La reciente declaración del candidato Ricardo Lombana, afirmando públicamente que “le consta” que existió una conspiración para impedir que José Raúl Mulino asumiera la Presidencia de la República, abre una grieta profunda en su credibilidad y lo coloca —por su propia confesión— en el terreno peligroso de la complicidad y la omisión deliberada ante un presunto delito de sedición.
Lombana no hizo una insinuación. No opinó. No repitió rumores. Afirmó categóricamente que LE CONSTA, lo que en términos legales equivale a admitir conocimiento directo o verificable de un acto ilícito. Y si ese acto consistía en intentar impedir la sucesión constitucional, estamos hablando de uno de los delitos más graves contra el Estado panameño.
El silencio que incrimina: cuando “callar” se convierte en participación
Queda entonces una pregunta inevitable: Si a Lombana le constaba un plan para sabotear la toma de posesión del Presidente electo, ¿por qué nunca lo denunció ante las autoridades competentes?
El Código Penal panameño es claro: quien conoce de un delito que atenta contra el orden constitucional y no lo denuncia incurre en responsabilidad penal por omisión, especialmente cuando dicho silencio favorece la ejecución o avance de la conspiración.
Lombana hoy pretende erigirse como el gran fiscal moral del país, pero su propia declaración lo traiciona.
Porque si sabía, calló.
Y si calló, consintió.
Y si consintió, participó.
El argumento de que “no quiso hablar antes” porque estaba involucrado en la contienda electoral se derrumba ante una verdad elemental: cuando la democracia está en riesgo, el silencio no es prudencia; es complicidad.
¿Conveniencia política disfrazada de ética?
El país debe preguntarse otra cosa: ¿A quién beneficiaba el silencio de Lombana?
Su discurso reciente parece más cálculo político que convicción democrática. Guardó silencio cuando más debía hablar, y ahora, en plena campaña, revela que “siempre supo” lo que muchos señalaban como maniobras oscuras para evitar que Mulino llegara a la Presidencia.
Ese silencio oportuno —que casualmente coincide con su estrategia electoral— no lo convierte en un defensor de la institucionalidad, sino en un actor pasivo, consciente y funcional a la conspiración que dice repudiar.
No se puede jugar a ser víctima y testigo privilegiado a la vez.
No se puede clamar por transparencia después de haberla negado.
No se puede predicar moral cuando se admite haber ocultado información esencial para la estabilidad del país.
La grave admisión: sedición por omisión
Al decir que le consta una conspiración para impedir la toma de posesión del Presidente electo, Lombana reconoce conocimiento sobre un acto que encaja —sin matices— en el tipo penal de sedición o atentado contra el orden constitucional.

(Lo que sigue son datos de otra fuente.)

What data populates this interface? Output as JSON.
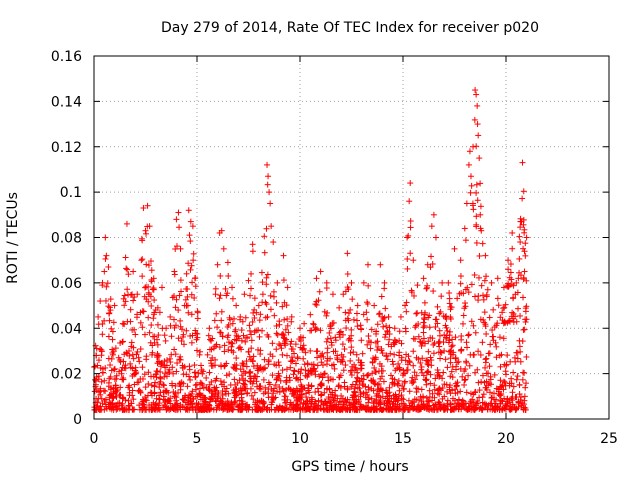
{
  "chart_data": {
    "type": "scatter",
    "title": "Day 279 of 2014, Rate Of TEC Index for receiver p020",
    "xlabel": "GPS time / hours",
    "ylabel": "ROTI / TECUs",
    "xlim": [
      0,
      25
    ],
    "ylim": [
      0,
      0.16
    ],
    "xticks": [
      "0",
      "5",
      "10",
      "15",
      "20",
      "25"
    ],
    "xtick_values": [
      0,
      5,
      10,
      15,
      20,
      25
    ],
    "yticks": [
      "0",
      "0.02",
      "0.04",
      "0.06",
      "0.08",
      "0.1",
      "0.12",
      "0.14",
      "0.16"
    ],
    "ytick_values": [
      0,
      0.02,
      0.04,
      0.06,
      0.08,
      0.1,
      0.12,
      0.14,
      0.16
    ],
    "grid": true,
    "marker": "+",
    "color": "#ff0000",
    "series": [
      {
        "name": "ROTI",
        "points": [
          [
            0.1,
            0.028
          ],
          [
            0.2,
            0.045
          ],
          [
            0.3,
            0.052
          ],
          [
            0.4,
            0.059
          ],
          [
            0.5,
            0.065
          ],
          [
            0.55,
            0.08
          ],
          [
            0.6,
            0.072
          ],
          [
            0.7,
            0.067
          ],
          [
            0.8,
            0.048
          ],
          [
            0.9,
            0.035
          ],
          [
            1.0,
            0.05
          ],
          [
            1.2,
            0.027
          ],
          [
            1.4,
            0.042
          ],
          [
            1.6,
            0.086
          ],
          [
            1.7,
            0.03
          ],
          [
            1.9,
            0.065
          ],
          [
            2.1,
            0.055
          ],
          [
            2.3,
            0.07
          ],
          [
            2.4,
            0.093
          ],
          [
            2.5,
            0.083
          ],
          [
            2.6,
            0.094
          ],
          [
            2.7,
            0.085
          ],
          [
            2.9,
            0.062
          ],
          [
            3.1,
            0.049
          ],
          [
            3.3,
            0.058
          ],
          [
            3.5,
            0.04
          ],
          [
            3.7,
            0.045
          ],
          [
            3.9,
            0.065
          ],
          [
            4.0,
            0.088
          ],
          [
            4.1,
            0.091
          ],
          [
            4.2,
            0.075
          ],
          [
            4.4,
            0.05
          ],
          [
            4.6,
            0.092
          ],
          [
            4.7,
            0.087
          ],
          [
            4.8,
            0.085
          ],
          [
            4.9,
            0.062
          ],
          [
            5.3,
            0.021
          ],
          [
            5.6,
            0.04
          ],
          [
            5.9,
            0.055
          ],
          [
            6.0,
            0.068
          ],
          [
            6.1,
            0.082
          ],
          [
            6.2,
            0.083
          ],
          [
            6.3,
            0.075
          ],
          [
            6.5,
            0.069
          ],
          [
            6.7,
            0.058
          ],
          [
            6.9,
            0.05
          ],
          [
            7.1,
            0.045
          ],
          [
            7.3,
            0.055
          ],
          [
            7.5,
            0.061
          ],
          [
            7.7,
            0.077
          ],
          [
            8.0,
            0.05
          ],
          [
            8.2,
            0.055
          ],
          [
            8.4,
            0.112
          ],
          [
            8.45,
            0.107
          ],
          [
            8.5,
            0.1
          ],
          [
            8.55,
            0.095
          ],
          [
            8.6,
            0.085
          ],
          [
            8.7,
            0.078
          ],
          [
            8.9,
            0.06
          ],
          [
            9.2,
            0.072
          ],
          [
            9.4,
            0.058
          ],
          [
            9.6,
            0.045
          ],
          [
            9.8,
            0.033
          ],
          [
            10.0,
            0.04
          ],
          [
            10.2,
            0.042
          ],
          [
            10.5,
            0.046
          ],
          [
            10.8,
            0.062
          ],
          [
            11.0,
            0.065
          ],
          [
            11.3,
            0.06
          ],
          [
            11.6,
            0.055
          ],
          [
            11.9,
            0.049
          ],
          [
            12.1,
            0.055
          ],
          [
            12.3,
            0.073
          ],
          [
            12.5,
            0.06
          ],
          [
            12.8,
            0.05
          ],
          [
            13.1,
            0.06
          ],
          [
            13.3,
            0.068
          ],
          [
            13.6,
            0.05
          ],
          [
            13.9,
            0.068
          ],
          [
            14.1,
            0.06
          ],
          [
            14.3,
            0.045
          ],
          [
            14.6,
            0.04
          ],
          [
            14.9,
            0.045
          ],
          [
            15.1,
            0.05
          ],
          [
            15.2,
            0.08
          ],
          [
            15.3,
            0.096
          ],
          [
            15.35,
            0.104
          ],
          [
            15.5,
            0.07
          ],
          [
            15.7,
            0.059
          ],
          [
            16.0,
            0.062
          ],
          [
            16.2,
            0.068
          ],
          [
            16.4,
            0.085
          ],
          [
            16.5,
            0.09
          ],
          [
            16.6,
            0.08
          ],
          [
            16.9,
            0.06
          ],
          [
            17.2,
            0.06
          ],
          [
            17.5,
            0.075
          ],
          [
            17.8,
            0.07
          ],
          [
            18.0,
            0.084
          ],
          [
            18.1,
            0.095
          ],
          [
            18.2,
            0.112
          ],
          [
            18.25,
            0.118
          ],
          [
            18.3,
            0.107
          ],
          [
            18.4,
            0.12
          ],
          [
            18.5,
            0.145
          ],
          [
            18.55,
            0.143
          ],
          [
            18.6,
            0.138
          ],
          [
            18.62,
            0.13
          ],
          [
            18.65,
            0.125
          ],
          [
            18.7,
            0.115
          ],
          [
            18.75,
            0.09
          ],
          [
            18.8,
            0.083
          ],
          [
            19.0,
            0.072
          ],
          [
            19.3,
            0.06
          ],
          [
            19.6,
            0.062
          ],
          [
            19.9,
            0.058
          ],
          [
            20.1,
            0.07
          ],
          [
            20.3,
            0.082
          ],
          [
            20.5,
            0.06
          ],
          [
            20.6,
            0.062
          ],
          [
            20.7,
            0.087
          ],
          [
            20.75,
            0.087
          ],
          [
            20.8,
            0.113
          ],
          [
            20.9,
            0.065
          ],
          [
            21.0,
            0.08
          ]
        ]
      }
    ]
  }
}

Y la ley es clara: Quien conoce un delito de esta naturaleza y no lo denuncia, es cómplice por omisión.
No se trata de retórica política.
No se trata de diferencias entre campañas.

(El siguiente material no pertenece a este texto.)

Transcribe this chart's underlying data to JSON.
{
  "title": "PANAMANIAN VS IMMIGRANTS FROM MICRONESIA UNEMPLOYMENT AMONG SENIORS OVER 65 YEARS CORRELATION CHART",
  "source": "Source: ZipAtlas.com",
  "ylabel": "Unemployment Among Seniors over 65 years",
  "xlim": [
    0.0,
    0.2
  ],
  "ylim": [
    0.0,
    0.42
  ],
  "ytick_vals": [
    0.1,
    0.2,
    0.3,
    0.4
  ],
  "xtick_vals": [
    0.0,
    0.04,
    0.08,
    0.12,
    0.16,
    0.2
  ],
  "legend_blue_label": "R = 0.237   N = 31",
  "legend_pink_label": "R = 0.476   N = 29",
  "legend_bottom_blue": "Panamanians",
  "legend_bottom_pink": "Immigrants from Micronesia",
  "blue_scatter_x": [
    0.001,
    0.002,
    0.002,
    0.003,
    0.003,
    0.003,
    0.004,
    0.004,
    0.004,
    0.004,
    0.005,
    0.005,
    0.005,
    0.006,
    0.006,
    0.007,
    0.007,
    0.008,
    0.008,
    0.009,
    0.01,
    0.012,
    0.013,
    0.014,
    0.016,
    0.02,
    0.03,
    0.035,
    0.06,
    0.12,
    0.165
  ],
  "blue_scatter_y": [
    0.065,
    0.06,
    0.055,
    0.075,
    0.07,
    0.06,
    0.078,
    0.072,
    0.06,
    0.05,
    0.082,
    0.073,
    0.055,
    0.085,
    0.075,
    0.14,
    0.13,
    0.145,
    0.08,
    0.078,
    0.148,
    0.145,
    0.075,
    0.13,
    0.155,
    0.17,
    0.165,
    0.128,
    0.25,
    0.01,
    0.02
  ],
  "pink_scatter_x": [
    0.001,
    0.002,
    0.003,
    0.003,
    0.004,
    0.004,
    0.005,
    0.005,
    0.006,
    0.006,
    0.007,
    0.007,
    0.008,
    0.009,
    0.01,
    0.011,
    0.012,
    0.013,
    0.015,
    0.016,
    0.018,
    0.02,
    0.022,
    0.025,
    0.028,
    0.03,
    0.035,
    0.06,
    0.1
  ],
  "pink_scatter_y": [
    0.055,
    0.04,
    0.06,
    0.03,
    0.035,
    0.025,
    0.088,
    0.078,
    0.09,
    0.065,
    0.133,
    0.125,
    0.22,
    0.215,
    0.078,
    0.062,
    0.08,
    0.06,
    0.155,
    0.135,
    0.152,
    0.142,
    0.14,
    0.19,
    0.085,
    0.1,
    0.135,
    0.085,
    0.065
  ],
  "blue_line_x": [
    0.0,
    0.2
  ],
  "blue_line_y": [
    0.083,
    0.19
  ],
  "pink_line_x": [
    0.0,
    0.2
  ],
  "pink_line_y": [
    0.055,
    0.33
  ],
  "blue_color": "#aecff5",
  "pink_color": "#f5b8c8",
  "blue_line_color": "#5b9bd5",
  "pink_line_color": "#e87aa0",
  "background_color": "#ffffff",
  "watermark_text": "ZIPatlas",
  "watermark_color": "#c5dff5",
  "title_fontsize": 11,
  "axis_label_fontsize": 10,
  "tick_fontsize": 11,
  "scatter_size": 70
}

Se trata de la estabilidad del país.
Conclusión: cuando la ambición supera al deber ciudadano
El verdadero escándalo no es la conspiración misma —que deberá ser investigada con rigurosidad— sino que un candidato presidencial afirme conocerla desde dentro y haber guardado silencio por meses, incluso años.
Ese acto lo descalifica moralmente y lo expone jurídicamente.
Porque el que calla ante un golpe… lo avala.
Lombana no puede presentarse como el paladín de la ética mientras admite haber sido testigo silencioso de un ataque contra la institucionalidad democrática.
Si “le constaba”, como él mismo dijo, entonces el país necesita respuestas, no excusas.
Y la justicia debe determinar si, con su silencio, se convirtió en cómplice de SEDICIÓN.